There was silence, then a bit of splashing, and Valia found the mystery to be killing her. She would peek, only to find which one was speaking. She began to move her head around the tree but they started talking again and she froze, afraid to bring attention to herself.
“What if the stone is no longer there?” asked one.
“There’s no use thinking such a thing,” said the other. “We won’t know until we reach the valley.”
“Is it worse with more of us?” asked the first.
There was a pause and Valia peeked around the tree, unable to contain her curiosity. They were still there on opposite sides of the pool, though they were lower in the water now, only their heads above the still surface. The soap boat bobbed between them.
“Protection or bait, I’m not sure,” said Luc, the dark haired one. He was sitting in such a way that Valia could see his face, albeit hidden by the faint moonlight.
Meino, the redhead, nodded, sending a few drops of water into the pond. “Jovis brought this upon us,” he said.
The other man shook his head, sliding down in the water even further until his chin touched the surface. “Jovis wanted to go back anyway. Perhaps this was his plan all along.”
The other man didn’t answer and Valia realized she had been watching for too long. She leaned back as quietly as she could, then stepped away, walking only on stones until she thought she was far enough away. She returned to the meadow and found the fire. It was easy to find, for Hyg the bard had returned and was playing a bouncy tune on a red painted lyre. The men were singing along, one of those songs that had a simple enough melody that could have lyrics added to on a whim.
Valia walked to where Alett sat watching the men laugh and sing, and sat beside the girl.
“Off for a stroll?” asked the maid.
Valia shrugged. She found it difficult to think with the Spokesman's words in her mind.
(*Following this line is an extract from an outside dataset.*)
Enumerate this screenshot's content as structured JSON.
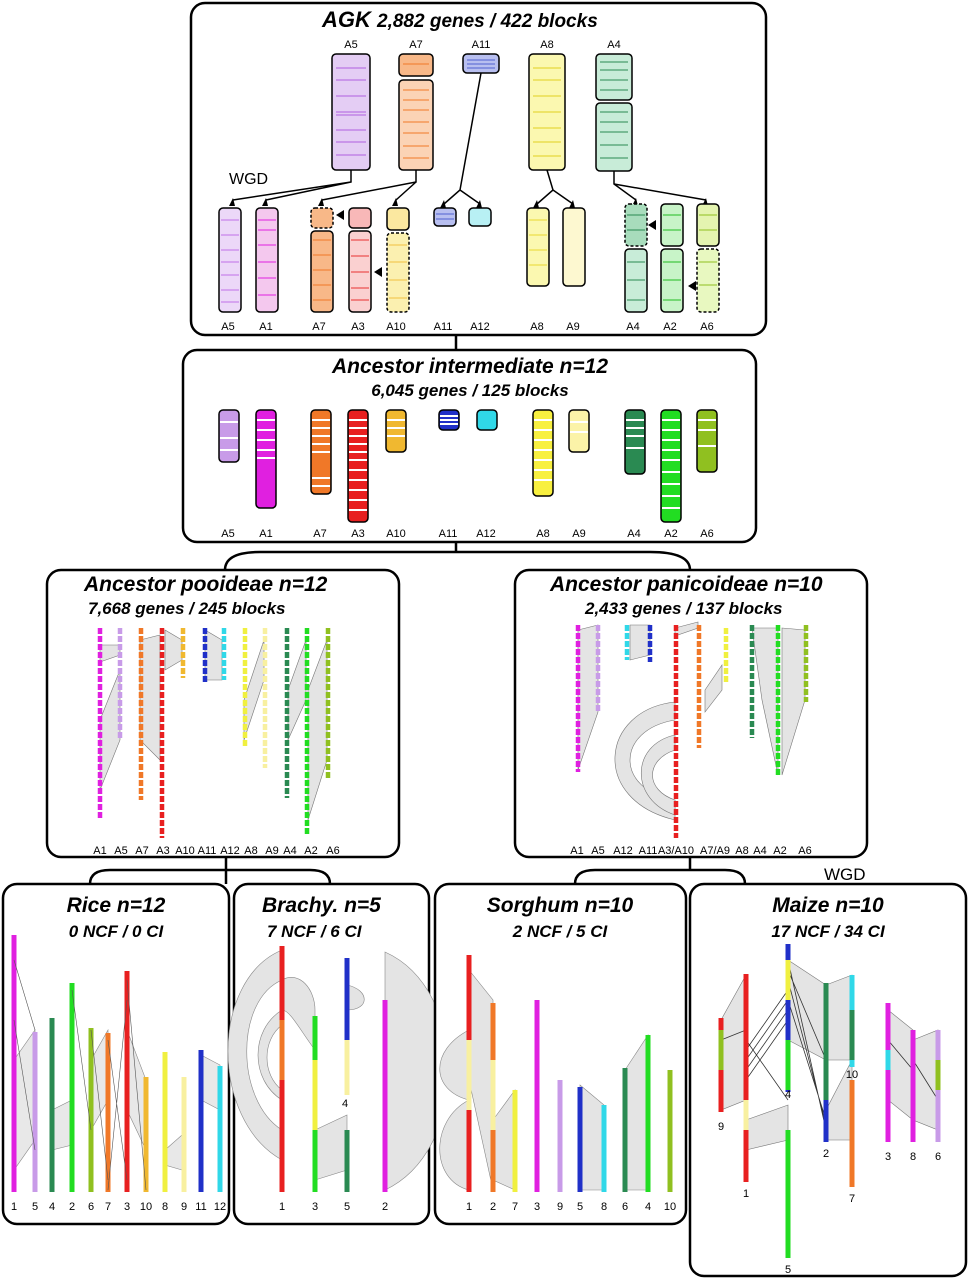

Protection or bait, I’m not sure. Valia would need to have a conversation with these men, Luc in particular. She thought briefly of the image of their torsos out of the water, and though she put much of her mental power on the image, she could not remember where the dark color of their hands met the lighter color of their faces. It was as though she was looking at two men bathing and her innocence had blotted out what she had seen. Perhaps for the better, she thought, and let herself get caught up in the soldiers’ songs.